From a Project Owner’s perspective, you don’t have to pay for the cost to build and maintain your own platform. You just need to invest in the time it takes to mature your DevOps team to run and manage new software based on the standards of the Open Source Software community.

A platform that changes and evolves as the standards to do. As you begin your journey, how do you know where to begin? You could try to build your own Cloud Foundry.

Proof of Concept

Now you’re all excited and you want to jump right in and run your own. We love the enthusiasm, here’s what to remember about a Proof of Concept environment though.

It’s meant to be a temporary environment to learn from.

Do not let it become your production environment later. Because most likely you’ll end up deploying first manually (that is, without any automation). With self-signed certificates. You may not even be meeting your companies internal policies and security compliances because it’s a temporary environment.

While you learn from the environment use this time to identify who you’ll need to work with when you’d want to build production. And what they are going to ask from you. A list of departments can contain web developers, operations, infrastructure, security, governance. With any others you may think of that will need to sign off before something can face customers.

Rent to Own

Another way to decide if Cloud Foundry is right for your organization is to consider that there are already Cloud Foundry Certified Platforms that exist. It’s like a SaaS for your PaaS. That’s a Software-as-a-Service for your Platform-as-a-Service.
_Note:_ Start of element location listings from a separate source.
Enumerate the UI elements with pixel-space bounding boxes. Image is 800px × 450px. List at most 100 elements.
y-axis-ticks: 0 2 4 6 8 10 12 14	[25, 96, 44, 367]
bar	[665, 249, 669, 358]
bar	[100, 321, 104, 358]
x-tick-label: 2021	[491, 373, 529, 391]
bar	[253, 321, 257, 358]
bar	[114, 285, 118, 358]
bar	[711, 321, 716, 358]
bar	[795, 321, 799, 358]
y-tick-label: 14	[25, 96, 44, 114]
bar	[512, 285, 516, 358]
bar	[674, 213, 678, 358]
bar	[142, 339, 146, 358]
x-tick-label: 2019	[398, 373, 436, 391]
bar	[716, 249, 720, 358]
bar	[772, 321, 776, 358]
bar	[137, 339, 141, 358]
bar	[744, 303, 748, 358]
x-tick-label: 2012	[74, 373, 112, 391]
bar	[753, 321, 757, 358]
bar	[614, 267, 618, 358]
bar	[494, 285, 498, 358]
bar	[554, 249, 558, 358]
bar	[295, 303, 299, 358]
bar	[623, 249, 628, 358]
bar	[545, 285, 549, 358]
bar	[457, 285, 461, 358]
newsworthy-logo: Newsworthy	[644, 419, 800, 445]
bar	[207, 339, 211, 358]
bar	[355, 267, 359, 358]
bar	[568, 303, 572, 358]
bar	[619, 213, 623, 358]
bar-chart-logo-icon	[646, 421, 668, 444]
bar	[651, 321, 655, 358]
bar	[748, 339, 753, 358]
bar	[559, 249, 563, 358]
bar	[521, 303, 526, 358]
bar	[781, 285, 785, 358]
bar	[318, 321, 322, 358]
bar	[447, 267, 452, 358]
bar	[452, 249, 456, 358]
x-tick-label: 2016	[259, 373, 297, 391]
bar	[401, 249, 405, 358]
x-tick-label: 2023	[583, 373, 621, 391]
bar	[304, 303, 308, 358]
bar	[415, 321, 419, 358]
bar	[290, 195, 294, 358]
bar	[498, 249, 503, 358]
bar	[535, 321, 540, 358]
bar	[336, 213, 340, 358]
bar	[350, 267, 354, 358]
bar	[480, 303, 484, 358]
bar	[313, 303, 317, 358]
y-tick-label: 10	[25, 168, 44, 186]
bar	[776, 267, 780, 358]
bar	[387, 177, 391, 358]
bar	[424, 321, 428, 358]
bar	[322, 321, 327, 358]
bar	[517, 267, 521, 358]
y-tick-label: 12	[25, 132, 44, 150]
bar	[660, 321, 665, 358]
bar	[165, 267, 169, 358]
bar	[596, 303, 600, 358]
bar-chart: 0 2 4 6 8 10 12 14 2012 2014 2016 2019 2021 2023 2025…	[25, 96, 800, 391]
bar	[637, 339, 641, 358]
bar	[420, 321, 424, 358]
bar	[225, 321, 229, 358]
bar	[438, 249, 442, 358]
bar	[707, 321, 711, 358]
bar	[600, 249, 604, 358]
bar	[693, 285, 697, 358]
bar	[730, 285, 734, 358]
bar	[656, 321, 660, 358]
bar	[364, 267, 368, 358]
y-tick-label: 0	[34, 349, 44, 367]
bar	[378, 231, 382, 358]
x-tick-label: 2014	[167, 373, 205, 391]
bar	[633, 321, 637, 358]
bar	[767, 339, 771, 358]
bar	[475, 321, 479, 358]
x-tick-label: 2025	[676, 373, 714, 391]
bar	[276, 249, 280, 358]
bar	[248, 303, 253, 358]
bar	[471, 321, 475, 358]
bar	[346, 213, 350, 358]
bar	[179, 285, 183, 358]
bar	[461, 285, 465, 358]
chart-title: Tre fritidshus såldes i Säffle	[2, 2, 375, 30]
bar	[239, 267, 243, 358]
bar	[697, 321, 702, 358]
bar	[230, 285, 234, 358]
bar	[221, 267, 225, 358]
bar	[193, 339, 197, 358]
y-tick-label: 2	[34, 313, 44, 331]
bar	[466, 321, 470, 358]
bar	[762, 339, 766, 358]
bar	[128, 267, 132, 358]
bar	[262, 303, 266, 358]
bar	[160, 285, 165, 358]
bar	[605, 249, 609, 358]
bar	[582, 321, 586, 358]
One of the goals of Infrastructure-as-a-Service (IaaS) is to make compute, storage, and network like a utility. Just like you can turn on lights at your home thanks to the power company and all the infrastructure they’ve provided. You can turn on a server thanks to Amazon, Google, or Microsoft.

Well, the same is true for these Cloud Foundry certified platforms. You can turn on (deploy and run) a Cloud Foundry application as simply as you can if you’d built the platform yourself. But it saves the time, cost, expertise involved in building and maintaining that platform.

Own Your First Platform

Once you’re ready to own your own platform, you’ll need to make sure you are ready to manage things like backups, certificates, secure credentials, and a strategy for updates.

Your best ally in this area is BOSH. BOSH was written to setup Cloud Foundry. How to deploy Cloud Foundry’s complex microservice architecture began as a hard problem to solve. Yet over the years, BOSH has made that simpler. How? By using principles of Release Engineering and the ways BOSH has matured to repeat itself less often in the configuration files (manifests) it uses.

As a result, the “Day 1” process is easier today than it was two years ago.

Yet just because you can do something doesn’t mean you should. You’ve got to know that you’re willing to own the platform for the life of its use. These can sometimes be referred to as “Day 2” concerns.

BOSH can come and help here as well. Giving automated VM and process resiliency out of the box. And using release engineering methods, the power of predictable results when setting up a CI/CD pipeline.

BOSH can’t do everything for you though, but it may have releases that it can install to help out. Like a bosh-prometheus release, to set up monitoring. Or a ClamAV BOSH runtime add-on, that will help you put virus protection on all your virtual machines that BOSH manages.